Ollama, for some silly reason, doesn't support Vulkan even though I've used a fork many times to get full GPU acceleration with it on Pi, Ampere, and even this AMD system... (moral of the story just stick with llama.cpp).
Sadly, the reason they give is subjectively terrible:
https://x.com/ollama/status/1952783981000446029
No experimental flag option, no "you can use the fork that works fine but we don't have capacity to support this" just a hard "no, we think it's unreliable". I guess they just want you to drop them and use llama.cpp.
Yeah, my conspiracy theory is Nvidia is somehow influencing the decision. If you can do Vulkan with Ollama, it opens up people to using Intel/AMD/other iGPUs and you might not be incentivized to buy an Nvidia GPU.
ROCm support is not wonderful. It's certainly worse for an end user to deal with than Vulkan, which usually 'just works'.
I agree. AMD should just go all in on vulkan I think, The ROCm compatibility list is terrible compared to...every modern device and probably some ancient gpus that can be made to work with vulkan as well.
Considering they created mantle, you would think it would be the obvious move too.
Vulkan is Mantle. Vulkan was developed out of the original Mantle API that AMD brought to Khronos. What do you mean "AMD should just go all in on Vulkan"? They've been "all in" on Vulkan from the beginning because they were one of the lead authors of the API.
Hi Jeff, I'm a linux ambassador for Framework and I have one of these units. It'd be interesting if you would install ramalama in fedora and test that. I've been using that out of the box as a drop in replacement for ollama and everything was GPU accelerated out of the box. It pulls rocm from a container and just figures it out, etc. Would love to see actual numbers though.
Great work on this!
Kinda bummed, I get why he used Ollama but I feel like using llama cpp directly would provide better and more consistent results
As the article describes, most of this was done with llama.cpp, not Ollama.

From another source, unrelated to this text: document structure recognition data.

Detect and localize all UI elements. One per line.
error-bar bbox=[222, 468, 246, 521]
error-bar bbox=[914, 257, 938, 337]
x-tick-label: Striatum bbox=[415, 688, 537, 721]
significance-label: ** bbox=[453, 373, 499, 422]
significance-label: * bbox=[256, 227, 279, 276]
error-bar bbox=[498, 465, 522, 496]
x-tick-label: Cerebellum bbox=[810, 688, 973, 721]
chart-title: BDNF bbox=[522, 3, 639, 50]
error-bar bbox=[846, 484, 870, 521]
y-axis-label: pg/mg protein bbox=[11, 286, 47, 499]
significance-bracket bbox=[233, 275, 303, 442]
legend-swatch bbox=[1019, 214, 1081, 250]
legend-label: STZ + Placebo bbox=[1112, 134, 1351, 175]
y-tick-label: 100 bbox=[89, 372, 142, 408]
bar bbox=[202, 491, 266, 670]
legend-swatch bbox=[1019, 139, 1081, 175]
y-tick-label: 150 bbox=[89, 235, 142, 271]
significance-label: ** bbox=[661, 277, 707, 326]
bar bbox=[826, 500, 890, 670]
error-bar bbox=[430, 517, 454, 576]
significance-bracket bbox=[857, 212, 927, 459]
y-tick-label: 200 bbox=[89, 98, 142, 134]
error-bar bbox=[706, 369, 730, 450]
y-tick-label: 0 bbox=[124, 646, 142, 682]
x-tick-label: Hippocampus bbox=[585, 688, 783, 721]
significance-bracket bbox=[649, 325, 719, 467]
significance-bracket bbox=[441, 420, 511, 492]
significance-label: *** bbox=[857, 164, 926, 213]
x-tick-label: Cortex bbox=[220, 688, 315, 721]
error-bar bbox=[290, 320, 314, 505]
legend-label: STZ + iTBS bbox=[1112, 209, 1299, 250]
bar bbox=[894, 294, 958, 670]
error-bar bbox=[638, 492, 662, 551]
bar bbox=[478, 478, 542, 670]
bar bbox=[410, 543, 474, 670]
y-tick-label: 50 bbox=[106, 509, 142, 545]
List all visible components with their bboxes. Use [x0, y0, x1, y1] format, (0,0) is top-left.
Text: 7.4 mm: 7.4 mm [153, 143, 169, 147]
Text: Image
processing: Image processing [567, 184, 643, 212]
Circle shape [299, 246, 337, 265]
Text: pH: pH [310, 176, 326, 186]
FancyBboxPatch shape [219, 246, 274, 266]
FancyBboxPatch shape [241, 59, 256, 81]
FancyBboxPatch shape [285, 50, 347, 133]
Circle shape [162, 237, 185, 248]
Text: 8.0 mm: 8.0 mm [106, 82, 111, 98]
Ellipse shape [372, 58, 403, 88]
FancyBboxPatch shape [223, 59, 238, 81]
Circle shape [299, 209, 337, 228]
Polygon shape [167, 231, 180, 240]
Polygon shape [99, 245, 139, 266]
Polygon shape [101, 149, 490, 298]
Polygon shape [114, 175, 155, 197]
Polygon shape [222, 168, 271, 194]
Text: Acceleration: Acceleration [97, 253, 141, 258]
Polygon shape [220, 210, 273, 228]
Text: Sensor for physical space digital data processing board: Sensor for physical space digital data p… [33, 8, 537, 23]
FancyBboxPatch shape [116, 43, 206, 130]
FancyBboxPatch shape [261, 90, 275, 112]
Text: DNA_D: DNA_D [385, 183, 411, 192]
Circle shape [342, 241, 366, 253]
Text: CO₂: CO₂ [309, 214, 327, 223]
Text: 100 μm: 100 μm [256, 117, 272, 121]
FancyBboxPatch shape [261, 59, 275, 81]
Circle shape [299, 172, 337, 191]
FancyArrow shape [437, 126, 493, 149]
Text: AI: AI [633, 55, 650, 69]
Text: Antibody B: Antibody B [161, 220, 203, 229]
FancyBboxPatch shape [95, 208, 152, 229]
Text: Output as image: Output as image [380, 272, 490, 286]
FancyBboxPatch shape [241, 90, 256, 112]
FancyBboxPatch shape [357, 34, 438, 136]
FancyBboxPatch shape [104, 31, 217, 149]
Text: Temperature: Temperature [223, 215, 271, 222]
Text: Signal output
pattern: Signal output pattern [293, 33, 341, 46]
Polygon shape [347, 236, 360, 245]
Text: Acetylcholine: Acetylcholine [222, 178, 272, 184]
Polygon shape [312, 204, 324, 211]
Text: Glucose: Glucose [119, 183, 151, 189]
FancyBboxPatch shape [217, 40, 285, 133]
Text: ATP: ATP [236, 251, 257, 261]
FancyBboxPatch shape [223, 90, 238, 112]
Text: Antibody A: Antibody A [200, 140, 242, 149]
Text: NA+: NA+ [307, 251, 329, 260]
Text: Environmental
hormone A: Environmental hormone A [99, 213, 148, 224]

Ahh good catch, I didn’t notice if you scroll lower, he has the llama cpp results. The ollama-benchmark repo name is a misnomer.
I'm slowly migrating all my testing to https://github.com/geerlingguy/beowulf-ai-cluster
So, TL;DR?
I saw mixed results but comments suggest very good performance relative to other at-home setups. Can someone summarize?
I put most of the top-line numbers and some graphs on my blog: https://www.jeffgeerling.com/blog/2025/i-clustered-four-fram...
Great! As always fantastic writeup
I was about to be annoyed until you said you got preprod units. I guess I'll have to build on this when my desktop shows up.